Now, Carlton said, "I am going to fight until the end."

Twitter: @Brooke4Trib —

Nebraska court tackles fraud

Utah is not the only state tackling problems that arise when birth mothers are less than forthright about their adoption plans.

In February, the Nebraska Supreme Court ruled in favor of a father in such a situation. A lower court had barred the man, identified only as "Jeremiah J." from intervening to stop the adoption of his biological daughter after finding he did not object within five business days as required by statute.
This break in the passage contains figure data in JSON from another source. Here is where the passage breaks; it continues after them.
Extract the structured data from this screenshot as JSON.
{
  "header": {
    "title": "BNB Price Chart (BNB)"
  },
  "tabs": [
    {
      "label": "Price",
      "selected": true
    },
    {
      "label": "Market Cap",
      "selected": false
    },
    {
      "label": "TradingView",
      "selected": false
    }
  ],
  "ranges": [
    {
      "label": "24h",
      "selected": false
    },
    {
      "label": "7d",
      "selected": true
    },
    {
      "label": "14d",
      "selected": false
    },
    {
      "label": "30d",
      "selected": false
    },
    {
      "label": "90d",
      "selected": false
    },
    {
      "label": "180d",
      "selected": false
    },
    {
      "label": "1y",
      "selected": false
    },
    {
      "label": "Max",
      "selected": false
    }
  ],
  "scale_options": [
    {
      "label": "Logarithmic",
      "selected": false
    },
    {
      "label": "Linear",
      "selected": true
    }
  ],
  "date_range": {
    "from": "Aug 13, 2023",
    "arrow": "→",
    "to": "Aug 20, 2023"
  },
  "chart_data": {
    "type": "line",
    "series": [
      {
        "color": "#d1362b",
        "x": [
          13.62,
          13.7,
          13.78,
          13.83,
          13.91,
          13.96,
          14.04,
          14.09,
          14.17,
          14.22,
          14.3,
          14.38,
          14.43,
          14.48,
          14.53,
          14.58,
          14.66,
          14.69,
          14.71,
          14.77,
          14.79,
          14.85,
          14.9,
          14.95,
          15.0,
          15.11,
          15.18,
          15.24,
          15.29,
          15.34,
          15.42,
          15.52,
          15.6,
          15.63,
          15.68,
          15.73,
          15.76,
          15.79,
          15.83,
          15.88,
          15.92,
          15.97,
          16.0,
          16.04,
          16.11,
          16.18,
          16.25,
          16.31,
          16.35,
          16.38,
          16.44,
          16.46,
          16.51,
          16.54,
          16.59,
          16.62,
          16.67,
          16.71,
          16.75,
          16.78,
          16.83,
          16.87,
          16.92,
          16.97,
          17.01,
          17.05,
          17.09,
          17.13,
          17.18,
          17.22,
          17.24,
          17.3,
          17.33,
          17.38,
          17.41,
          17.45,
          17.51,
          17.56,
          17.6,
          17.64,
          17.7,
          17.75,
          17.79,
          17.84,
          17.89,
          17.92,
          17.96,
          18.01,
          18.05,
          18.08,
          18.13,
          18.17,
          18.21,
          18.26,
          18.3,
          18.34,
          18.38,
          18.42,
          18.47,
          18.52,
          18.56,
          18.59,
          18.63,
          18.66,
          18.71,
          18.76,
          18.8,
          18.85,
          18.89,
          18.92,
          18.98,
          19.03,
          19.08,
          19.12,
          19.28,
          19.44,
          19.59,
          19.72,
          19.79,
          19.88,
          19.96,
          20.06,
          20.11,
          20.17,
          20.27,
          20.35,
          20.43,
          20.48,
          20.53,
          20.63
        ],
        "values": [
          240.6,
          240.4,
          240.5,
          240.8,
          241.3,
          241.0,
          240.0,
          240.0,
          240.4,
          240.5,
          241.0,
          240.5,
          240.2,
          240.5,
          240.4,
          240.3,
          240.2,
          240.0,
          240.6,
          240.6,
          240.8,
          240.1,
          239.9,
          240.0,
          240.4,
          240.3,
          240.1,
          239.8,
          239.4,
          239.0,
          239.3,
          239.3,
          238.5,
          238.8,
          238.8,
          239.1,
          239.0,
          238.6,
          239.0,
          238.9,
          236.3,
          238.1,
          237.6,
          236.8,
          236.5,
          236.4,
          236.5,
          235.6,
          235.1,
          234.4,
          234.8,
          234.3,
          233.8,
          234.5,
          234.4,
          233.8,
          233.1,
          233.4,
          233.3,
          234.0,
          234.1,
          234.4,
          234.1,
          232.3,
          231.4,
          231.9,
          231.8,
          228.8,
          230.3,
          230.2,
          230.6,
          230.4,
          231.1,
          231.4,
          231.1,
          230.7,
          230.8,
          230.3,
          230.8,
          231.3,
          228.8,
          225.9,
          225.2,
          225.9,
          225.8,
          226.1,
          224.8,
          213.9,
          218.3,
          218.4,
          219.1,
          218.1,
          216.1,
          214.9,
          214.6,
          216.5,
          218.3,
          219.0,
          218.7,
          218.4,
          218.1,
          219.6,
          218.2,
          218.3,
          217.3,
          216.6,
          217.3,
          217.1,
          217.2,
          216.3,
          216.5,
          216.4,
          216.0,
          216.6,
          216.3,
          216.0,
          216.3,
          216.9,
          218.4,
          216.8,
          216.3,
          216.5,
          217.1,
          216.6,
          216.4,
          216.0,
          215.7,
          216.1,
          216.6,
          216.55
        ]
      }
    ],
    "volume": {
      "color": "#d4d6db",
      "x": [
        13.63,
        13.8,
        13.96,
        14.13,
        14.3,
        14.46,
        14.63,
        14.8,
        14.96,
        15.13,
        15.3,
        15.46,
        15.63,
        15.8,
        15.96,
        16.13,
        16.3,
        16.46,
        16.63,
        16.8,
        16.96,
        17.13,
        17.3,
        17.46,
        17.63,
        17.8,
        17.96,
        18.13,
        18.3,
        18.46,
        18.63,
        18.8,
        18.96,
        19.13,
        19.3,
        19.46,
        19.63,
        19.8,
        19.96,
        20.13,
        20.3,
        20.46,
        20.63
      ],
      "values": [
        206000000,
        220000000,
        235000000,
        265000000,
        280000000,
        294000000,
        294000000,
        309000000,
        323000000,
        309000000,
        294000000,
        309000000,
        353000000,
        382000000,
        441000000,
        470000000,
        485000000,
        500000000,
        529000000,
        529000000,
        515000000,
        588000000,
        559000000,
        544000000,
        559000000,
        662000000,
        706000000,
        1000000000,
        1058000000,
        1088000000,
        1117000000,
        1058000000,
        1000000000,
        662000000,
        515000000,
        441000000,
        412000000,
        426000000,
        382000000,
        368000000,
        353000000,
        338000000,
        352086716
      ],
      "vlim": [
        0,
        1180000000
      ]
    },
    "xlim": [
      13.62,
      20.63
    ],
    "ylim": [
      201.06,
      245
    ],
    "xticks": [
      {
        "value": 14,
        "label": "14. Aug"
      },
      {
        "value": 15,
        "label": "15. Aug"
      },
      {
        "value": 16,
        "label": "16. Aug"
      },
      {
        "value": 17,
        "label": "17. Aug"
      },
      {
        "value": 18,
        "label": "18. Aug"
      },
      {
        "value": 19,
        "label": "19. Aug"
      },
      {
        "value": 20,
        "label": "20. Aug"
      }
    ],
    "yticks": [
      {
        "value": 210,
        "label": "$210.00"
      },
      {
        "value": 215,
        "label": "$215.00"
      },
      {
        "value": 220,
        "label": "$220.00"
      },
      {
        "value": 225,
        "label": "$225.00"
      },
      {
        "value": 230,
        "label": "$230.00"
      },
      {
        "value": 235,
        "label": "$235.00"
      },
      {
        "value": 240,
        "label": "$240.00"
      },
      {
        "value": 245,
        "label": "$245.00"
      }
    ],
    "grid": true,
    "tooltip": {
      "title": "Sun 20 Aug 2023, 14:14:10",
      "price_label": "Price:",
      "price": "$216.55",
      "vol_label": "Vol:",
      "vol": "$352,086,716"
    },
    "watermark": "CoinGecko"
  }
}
The Nebraska Supreme Court said, however, that the child's mother purposefully misled Jeremiah about the baby's due date and birth so he would miss the deadline, according to an Associated Press story.

In its decision, the court wrote that a "biological mother may not deliberately misrepresent or withhold information as to the date of the child's birth in order to prevent the biological father from timely objecting to the adoption of the child." One judge said the state's five-day notice period was too short to ensure a biological father had an adequate opportunity to claim paternity.